Has anyone experienced this bug in real code?
I’ve been looking through code related to partial updates to VertexBuffer.
In particular, I’ve read the MDN Docs and the WebGPU specification docs and found that the MDN Docs related to GPU.Queue.writeBuffer are wrong with respect to alignment requirements.
This post is a just a reminder for me to delve deeper when I get some time later.
Lines around 85 of webgpuBufferManager.ts
The code protects against alignment of the byteLength, and copies the buffer twice if byteLength is not a multiple of 4.

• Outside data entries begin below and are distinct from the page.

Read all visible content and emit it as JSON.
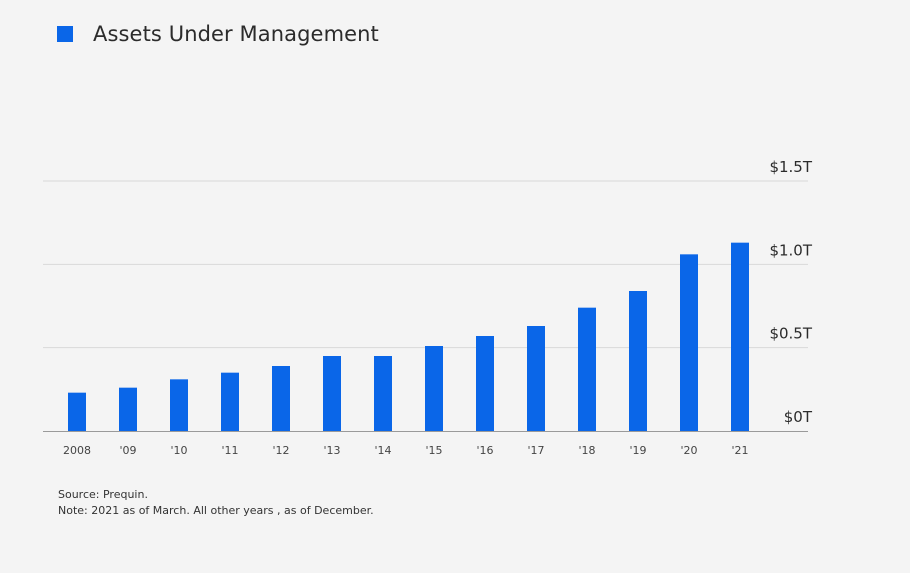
{
  "colors": {
    "bar": "#0a66e8",
    "grid": "#d9d9d9",
    "axis": "#9a9a9a",
    "text": "#2b2b2b",
    "background": "#f4f4f4"
  },
  "legend": {
    "label": "Assets Under Management"
  },
  "notes": {
    "source": "Source: Prequin.",
    "note": "Note: 2021 as of March. All other years , as of December."
  },
  "chart_data": {
    "type": "bar",
    "categories": [
      "2008",
      "'09",
      "'10",
      "'11",
      "'12",
      "'13",
      "'14",
      "'15",
      "'16",
      "'17",
      "'18",
      "'19",
      "'20",
      "'21"
    ],
    "series": [
      {
        "name": "Assets Under Management",
        "values": [
          0.23,
          0.26,
          0.31,
          0.35,
          0.39,
          0.45,
          0.45,
          0.51,
          0.57,
          0.63,
          0.74,
          0.84,
          1.06,
          1.13
        ]
      }
    ],
    "y_ticks": [
      {
        "value": 0,
        "label": "$0T"
      },
      {
        "value": 0.5,
        "label": "$0.5T"
      },
      {
        "value": 1.0,
        "label": "$1.0T"
      },
      {
        "value": 1.5,
        "label": "$1.5T"
      }
    ],
    "ylim": [
      0,
      1.5
    ],
    "y_axis_position": "right",
    "grid": true,
    "legend_position": "top-left",
    "title": "",
    "xlabel": "",
    "ylabel": ""
  }
}
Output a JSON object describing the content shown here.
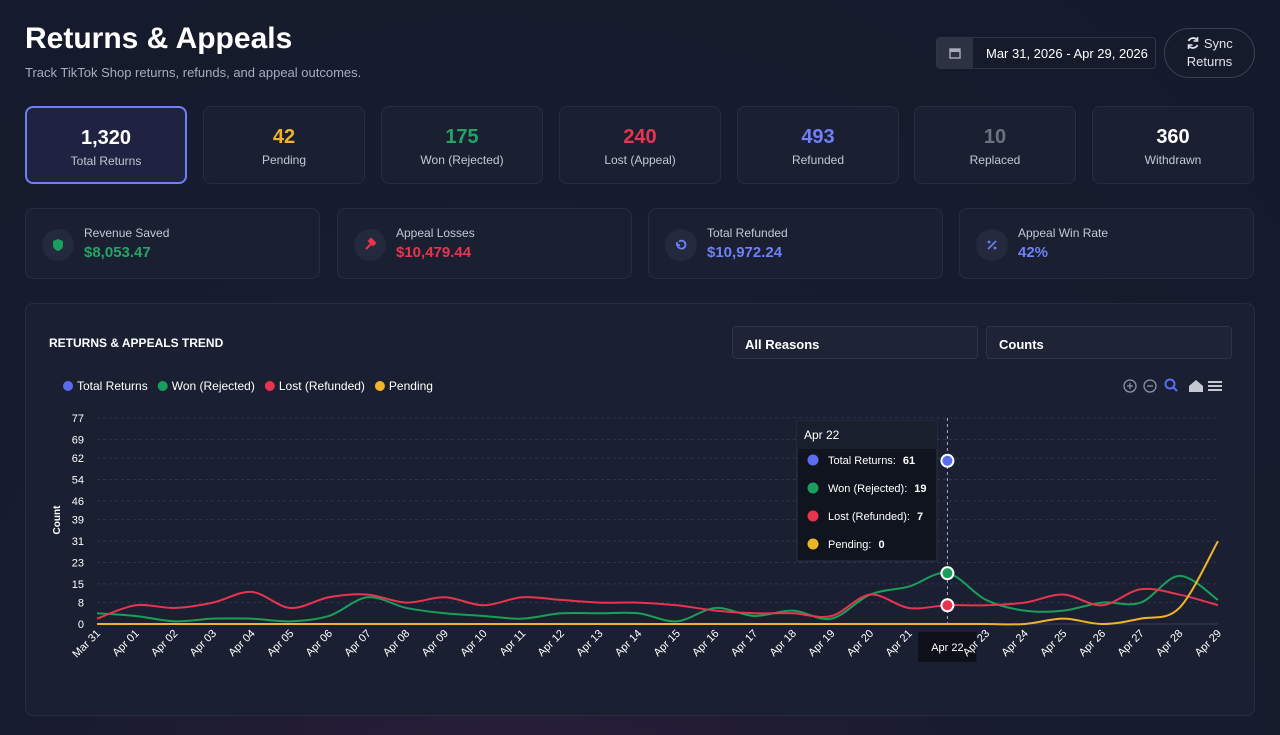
{
  "header": {
    "title": "Returns & Appeals",
    "subtitle": "Track TikTok Shop returns, refunds, and appeal outcomes.",
    "date_range": "Mar 31, 2026 - Apr 29, 2026",
    "sync_button": [
      "Sync",
      "Returns"
    ]
  },
  "stats": [
    {
      "value": "1,320",
      "label": "Total Returns",
      "color": "#ffffff"
    },
    {
      "value": "42",
      "label": "Pending",
      "color": "#f0b429"
    },
    {
      "value": "175",
      "label": "Won (Rejected)",
      "color": "#22a565"
    },
    {
      "value": "240",
      "label": "Lost (Appeal)",
      "color": "#e8344e"
    },
    {
      "value": "493",
      "label": "Refunded",
      "color": "#7080f5"
    },
    {
      "value": "10",
      "label": "Replaced",
      "color": "#6b7280"
    },
    {
      "value": "360",
      "label": "Withdrawn",
      "color": "#ffffff"
    }
  ],
  "summary": [
    {
      "label": "Revenue Saved",
      "value": "$8,053.47",
      "color": "#22a565"
    },
    {
      "label": "Appeal Losses",
      "value": "$10,479.44",
      "color": "#e8344e"
    },
    {
      "label": "Total Refunded",
      "value": "$10,972.24",
      "color": "#7080f5"
    },
    {
      "label": "Appeal Win Rate",
      "value": "42%",
      "color": "#7080f5"
    }
  ],
  "filters": [
    "All Reasons",
    "Counts"
  ],
  "chart_data": {
    "type": "line",
    "title": "RETURNS & APPEALS TREND",
    "y_label": "Count",
    "categories": [
      "Mar 31",
      "Apr 01",
      "Apr 02",
      "Apr 03",
      "Apr 04",
      "Apr 05",
      "Apr 06",
      "Apr 07",
      "Apr 08",
      "Apr 09",
      "Apr 10",
      "Apr 11",
      "Apr 12",
      "Apr 13",
      "Apr 14",
      "Apr 15",
      "Apr 16",
      "Apr 17",
      "Apr 18",
      "Apr 19",
      "Apr 20",
      "Apr 21",
      "Apr 22",
      "Apr 23",
      "Apr 24",
      "Apr 25",
      "Apr 26",
      "Apr 27",
      "Apr 28",
      "Apr 29"
    ],
    "series": [
      {
        "name": "Total Returns",
        "color": "#5b6cf0",
        "values": [
          null,
          null,
          null,
          null,
          null,
          null,
          null,
          null,
          null,
          null,
          null,
          null,
          null,
          null,
          null,
          null,
          null,
          null,
          null,
          null,
          null,
          null,
          61,
          null,
          null,
          null,
          null,
          null,
          null,
          null
        ]
      },
      {
        "name": "Won (Rejected)",
        "color": "#1a9e5c",
        "values": [
          4,
          3,
          1,
          2,
          2,
          1,
          3,
          10,
          6,
          4,
          3,
          2,
          4,
          4,
          4,
          1,
          6,
          3,
          5,
          2,
          11,
          14,
          19,
          9,
          5,
          5,
          8,
          8,
          18,
          9
        ]
      },
      {
        "name": "Lost (Refunded)",
        "color": "#e8344e",
        "values": [
          2,
          7,
          6,
          8,
          12,
          6,
          10,
          11,
          8,
          10,
          7,
          10,
          9,
          8,
          8,
          7,
          5,
          4,
          4,
          3,
          11,
          6,
          7,
          7,
          8,
          11,
          7,
          13,
          11,
          7
        ]
      },
      {
        "name": "Pending",
        "color": "#f0b429",
        "values": [
          0,
          0,
          0,
          0,
          0,
          0,
          0,
          0,
          0,
          0,
          0,
          0,
          0,
          0,
          0,
          0,
          0,
          0,
          0,
          0,
          0,
          0,
          0,
          0,
          0,
          2,
          0,
          2,
          6,
          31
        ]
      }
    ],
    "ylim": [
      0,
      77
    ],
    "yticks": [
      0,
      8,
      15,
      23,
      31,
      39,
      46,
      54,
      62,
      69,
      77
    ],
    "grid": true,
    "tooltip": {
      "index": 22,
      "labels": [
        "Total Returns:",
        "Won (Rejected):",
        "Lost (Refunded):",
        "Pending:"
      ]
    }
  }
}
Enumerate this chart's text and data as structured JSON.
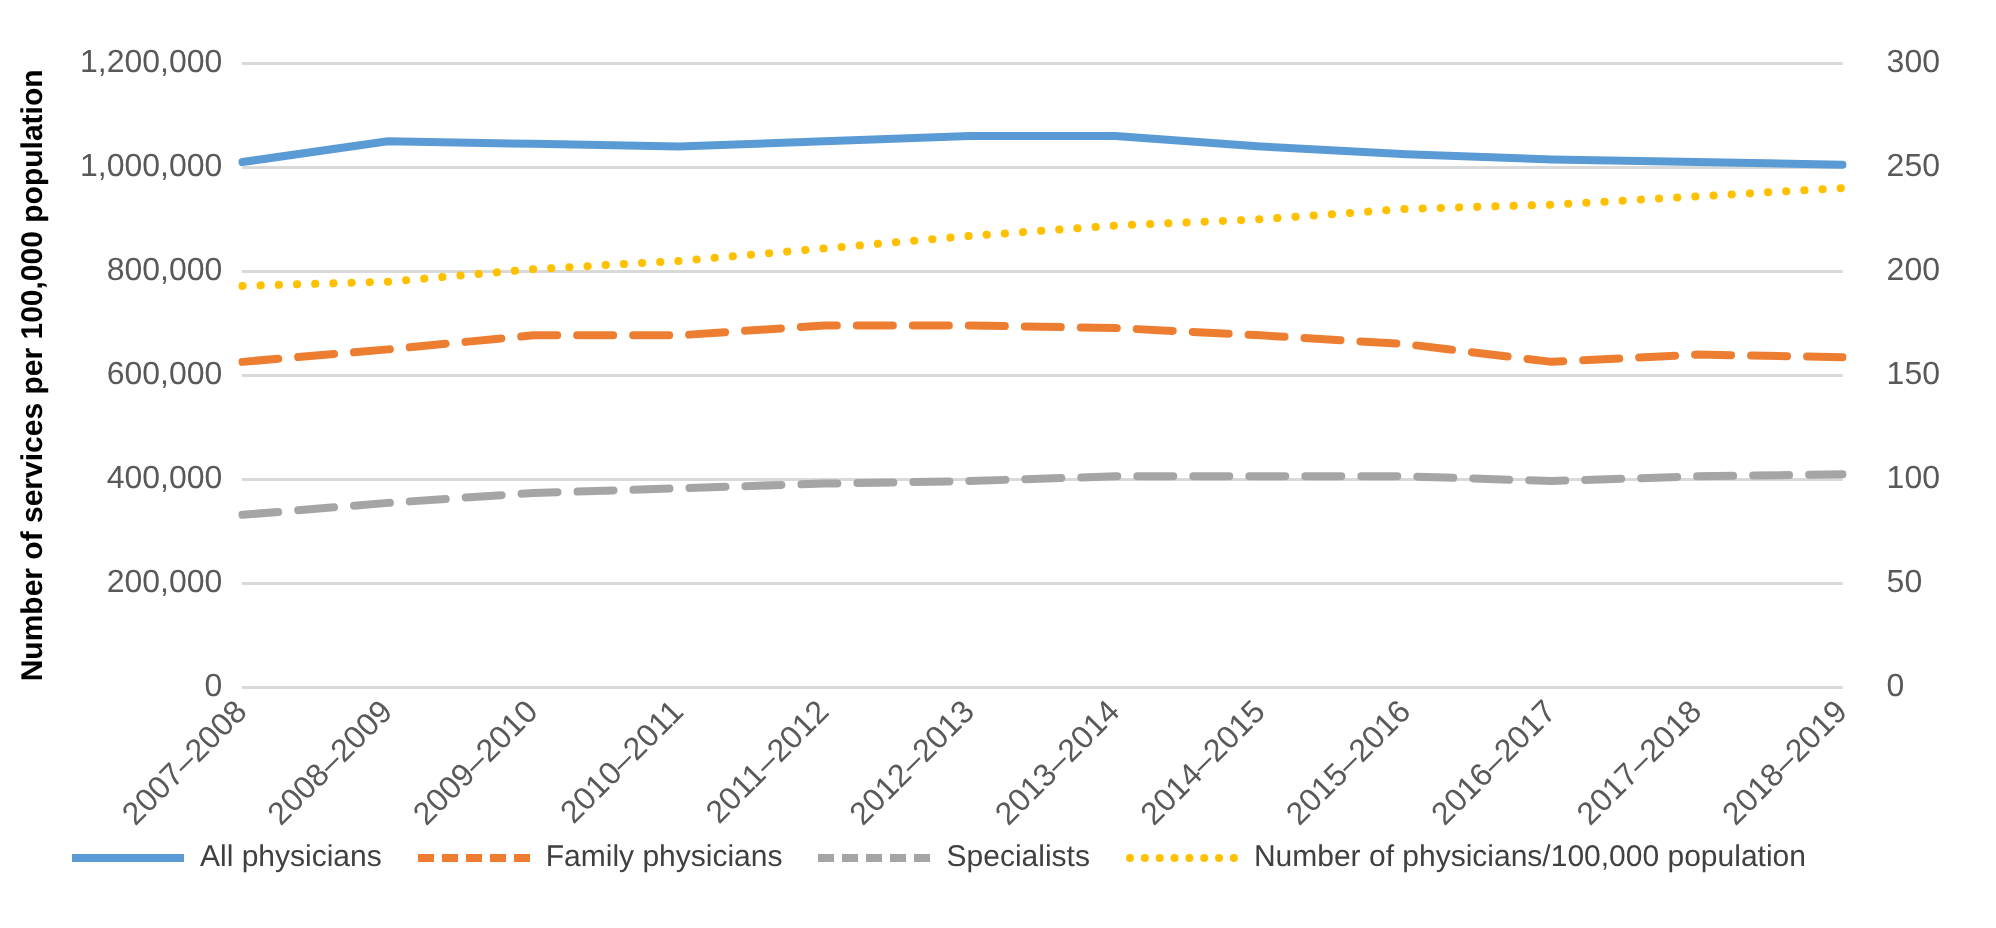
{
  "chart_data": {
    "type": "line",
    "ylabel": "Number of services per 100,000 population",
    "categories": [
      "2007–2008",
      "2008–2009",
      "2009–2010",
      "2010–2011",
      "2011–2012",
      "2012–2013",
      "2013–2014",
      "2014–2015",
      "2015–2016",
      "2016–2017",
      "2017–2018",
      "2018–2019"
    ],
    "series": [
      {
        "name": "All physicians",
        "color": "#5b9bd5",
        "line_style": "solid",
        "values": [
          1010000,
          1050000,
          1045000,
          1040000,
          1050000,
          1060000,
          1060000,
          1040000,
          1025000,
          1015000,
          1010000,
          1005000
        ]
      },
      {
        "name": "Family physicians",
        "color": "#ed7d31",
        "line_style": "dashed",
        "values": [
          626000,
          650000,
          677000,
          677000,
          696000,
          696000,
          691000,
          677000,
          660000,
          626000,
          640000,
          635000
        ]
      },
      {
        "name": "Specialists",
        "color": "#a5a5a5",
        "line_style": "dashed",
        "values": [
          332000,
          355000,
          374000,
          383000,
          392000,
          397000,
          406000,
          406000,
          406000,
          397000,
          406000,
          410000
        ]
      },
      {
        "name": "Number of physicians/100,000 population",
        "color": "#ffc000",
        "line_style": "dotted",
        "axis": "y2",
        "values": [
          193,
          195,
          201,
          205,
          211,
          217,
          222,
          225,
          230,
          232,
          236,
          240
        ]
      }
    ],
    "ylim": [
      0,
      1200000
    ],
    "yticks": [
      0,
      {
        "value": 200000,
        "label": "200,000"
      },
      {
        "value": 400000,
        "label": "400,000"
      },
      {
        "value": 600000,
        "label": "600,000"
      },
      {
        "value": 800000,
        "label": "800,000"
      },
      {
        "value": 1000000,
        "label": "1,000,000"
      },
      {
        "value": 1200000,
        "label": "1,200,000"
      }
    ],
    "y2lim": [
      0,
      300
    ],
    "y2ticks": [
      0,
      50,
      100,
      150,
      200,
      250,
      300
    ],
    "grid": "y",
    "legend": "bottom",
    "marker": "none"
  }
}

The first copy appears to be a mistake, because it assigns a variable named tempView with a TypedArray slice. Slice actually does not create a view, it copies the array to a new array. What was probably intended was
const tempView = new Uint8Array(src.buffer, chunkStart, chunkEnd);
The code checks for alignment of the data length and copies extra zeros if needed to pad the copy to a 4-byte boundary.
If you have a copy of the GPUBuffer in memory and want to update 2 bytes, the current code will zero out two additional bytes in the GPUBuffer. This seems bad. Also if you try to update the second pair of bytes in the buffer, I expect the current code to fail because, according to the WebGPU specification, the dstOffset must also be aligned.
Better, I think, would be to extend both the beginning and the end of the range to copy additional data from the source to the destination. If the source is just a full copy of the GPUBuffer, then the result would at least not overwrite the GPUBuffer with zeros.
I haven’t worked out the full replacement code, but the last bit does something like this:
// we might copy more than requested to make sure the write is aligned
startPre = dstOffset & 3 // use 3 for 4-byte alignment. Use 7 for 8-byte alignment.
srcByteOffset -= startPre
dstByteOffset -= startPre
byteLength = (byteLength+startPre+3) & ~3
this._device.queue.writeBuffer(buffer, dstByteOffset, src, srcByteOffset, byteLength); // "offset" was removed because it's 0
This avoids multiple CPU-side copies of the data.
If writeBuffer is limited to 1024 * 1024 * 15 bytes, then the loop needs to be modified as well.